I am living for butternut squash right now since it’s such a versatile ingredient. It can be used in so many ways in so many recipes. I love a good arugula salad and this one is a favourite of mine. It’s quite easy to make and the best part is that it is quite filling too. Perfect as a side salad, easy main and my favourite for leftover lunches.

I paired this salad with a simple creamy maple dressing, which was just perfect. You could also pair this with a simple olive oil, lemon juice and Dijon mustard dressing too.


INGREDIENTS:

  • 1 small butternut squash, peeled and sliced about 1/2 inch thick.

  • 3 shallots, sliced into wedges

  • 2 tbsp of olive oil

  • salt & pepper to taste

  • arugula

  • 1/2 cup of mayonnaise

  • 1/4 cup of balsamic vinegar

  • 1 tbsp of olive oil

  • 1 tbsp of Dijon mustard

DIRECTIONS:

  1. Preheat oven to 450 degrees. Add slices of squash and chopped shallots into a large bowl and add in 1 tbsp of olive oil, salt, pepper. Toss to coat.
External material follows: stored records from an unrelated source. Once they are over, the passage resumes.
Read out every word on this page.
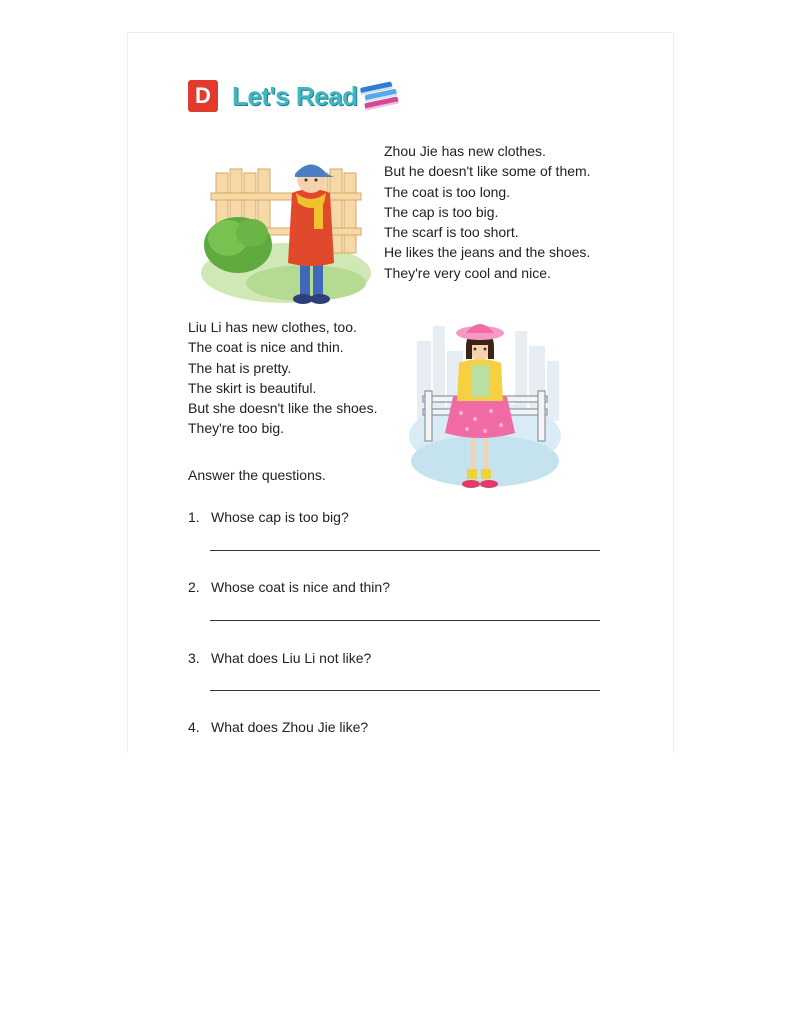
D Let's Read
Zhou Jie has new clothes.
But he doesn't like some of them.
The coat is too long.
The cap is too big.
The scarf is too short.
He likes the jeans and the shoes.
They're very cool and nice.
Liu Li has new clothes, too.
The coat is nice and thin.
The hat is pretty.
The skirt is beautiful.
But she doesn't like the shoes.
They're too big.
Answer the questions.
1. Whose cap is too big?
2. Whose coat is nice and thin?
3. What does Liu Li not like?
4. What does Zhou Jie like?
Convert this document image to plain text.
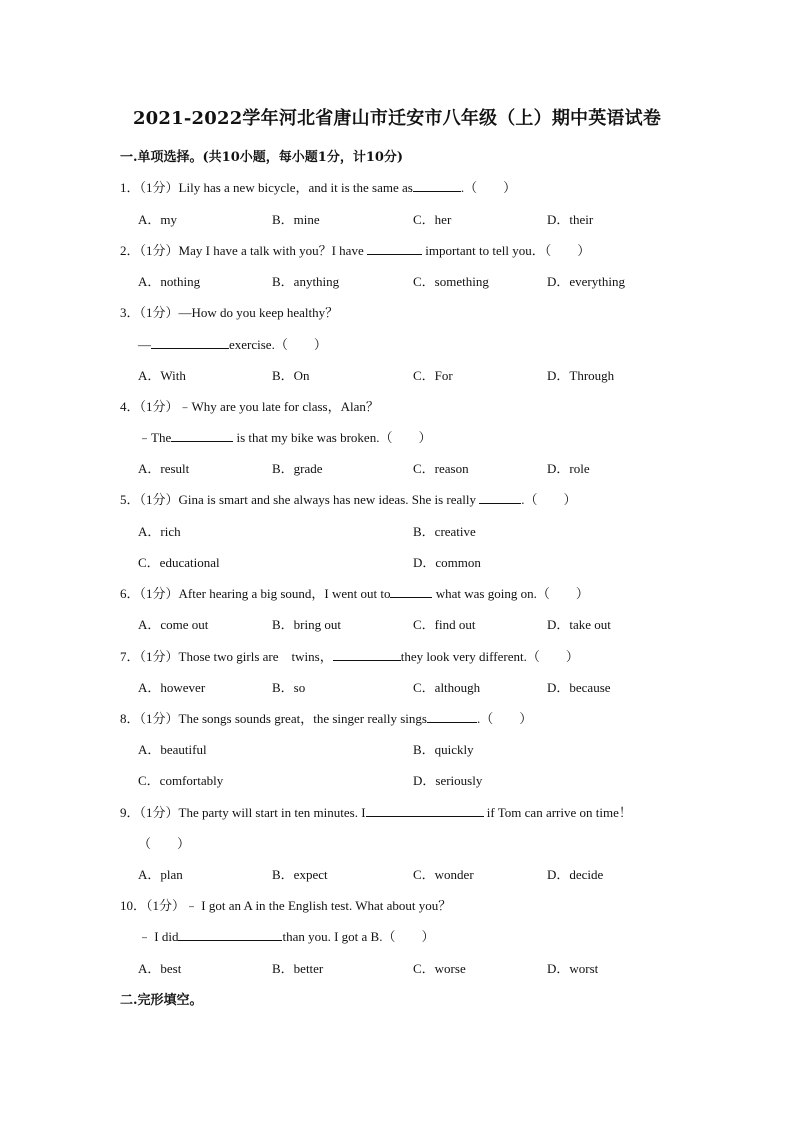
2021-2022学年河北省唐山市迁安市八年级（上）期中英语试卷
一.单项选择。(共10小题，每小题1分，计10分)
1．（1分）Lily has a new bicycle，and it is the same as	.（　　）
A．my	B．mine	C．her	D．their
2．（1分）May I have a talk with you？I have	important to tell you．（　　）
A．nothing	B．anything	C．something	D．everything
3．（1分）—How do you keep healthy？
—	exercise.（　　）
A．With	B．On	C．For	D．Through
4．（1分）﹣Why are you late for class，Alan？
﹣The	is that my bike was broken.（　　）
A．result	B．grade	C．reason	D．role
5．（1分）Gina is smart and she always has new ideas. She is really	.（　　）
A．rich	B．creative
C．educational	D．common
6．（1分）After hearing a big sound，I went out to	what was going on.（　　）
A．come out	B．bring out	C．find out	D．take out
7．（1分）Those two girls are　twins，	they look very different.（　　）
A．however	B．so	C．although	D．because
8．（1分）The songs sounds great，the singer really sings	.（　　）
A．beautiful	B．quickly
C．comfortably	D．seriously
9．（1分）The party will start in ten minutes. I	if Tom can arrive on time！
（　　）
A．plan	B．expect	C．wonder	D．decide
10．（1分）﹣ I got an A in the English test. What about you？
﹣ I did	than you. I got a B.（　　）
A．best	B．better	C．worse	D．worst
二.完形填空。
  2. Spread the onions and squash on a rimmed baking sheet and roast for about 30 minutes, or until tender and edges turn golden brown.

  3. Meanwhile, prepare the dressing by whisking together the mayo, balsamic vinegar, olive oil and Dijon mustard. Set aside.

  4. To assemble the salad, add a handful of arugula on a plate and arrange pieces of shallots and squash on top. Drizzle with some of the dressing and serve.